As crianças são reféns de um sistema educativo e familiar que diz que dá muito e na verdade oferece muito pouco. Os consumidores são reféns das leis do mercado. Os profissionais, em especial os que trabalham na saúde, são reféns de um Estado que os “libera” para serem autônomos e, ao mesmo tempo, os condena a viverem na precariedade.

Talvez o maior pecado cometido pelos governos atuais e passados seja precisamente não quebrar a condição de refém da nação brasileira, tanto das forças econômicas externas, quanto dos corruptores e corrompidos internos, o que explica parcialmente a cultura da precariedade na qual vivemos.
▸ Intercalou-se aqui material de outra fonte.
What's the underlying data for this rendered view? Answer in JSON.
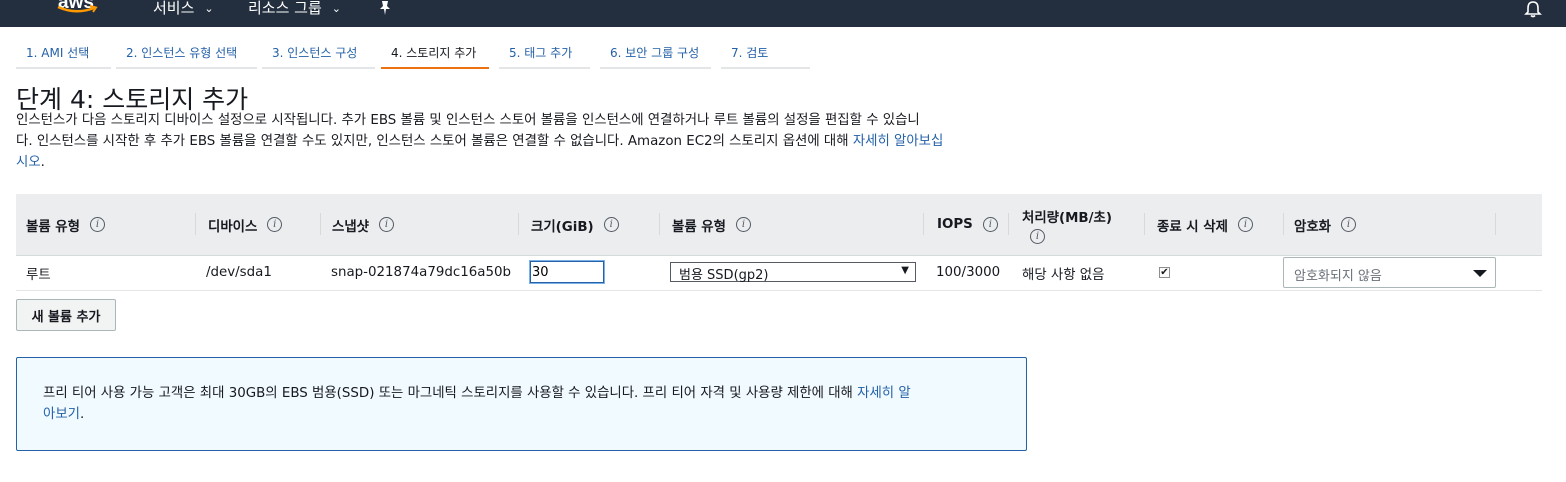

Nesse sentido, sem dúvida, a maior parte dos brasileiros é campeã em sobreviver em condições precárias e ainda mais precárias... Sempre haverá espaço no Brasil para uma maior precarização da vida, dívida humana que o Estado não pode pagar com precatórios.
Os sobreviventes falam e escutando suas palavras ganha corpo e sentido o aforismo: “Não esquecer, não perdoar!” que nutriu as gerações posteriores ao Holocausto e hoje anima o discurso de várias organizações dos direitos humanos, como Tortura Nunca Mais.

Esse lema, “não esquecer, não perdoar!”, não fica restrito à procura de justiça e até de vingança inconsciente, que almeja toda sociedade contra os agressores, mas encontra sua maior potência quando ajuda a considerar sempre presentes as condições que possibilitam o surgimento do fascismo e do totalitarismo nas suas versões tupiniquins. Por isso é bom lembrar que numa cidade de sobreviventes, as leis podem ser bem mais duras, mas não conseguirão inibir os agressores, nem tornar as pessoas mais justas.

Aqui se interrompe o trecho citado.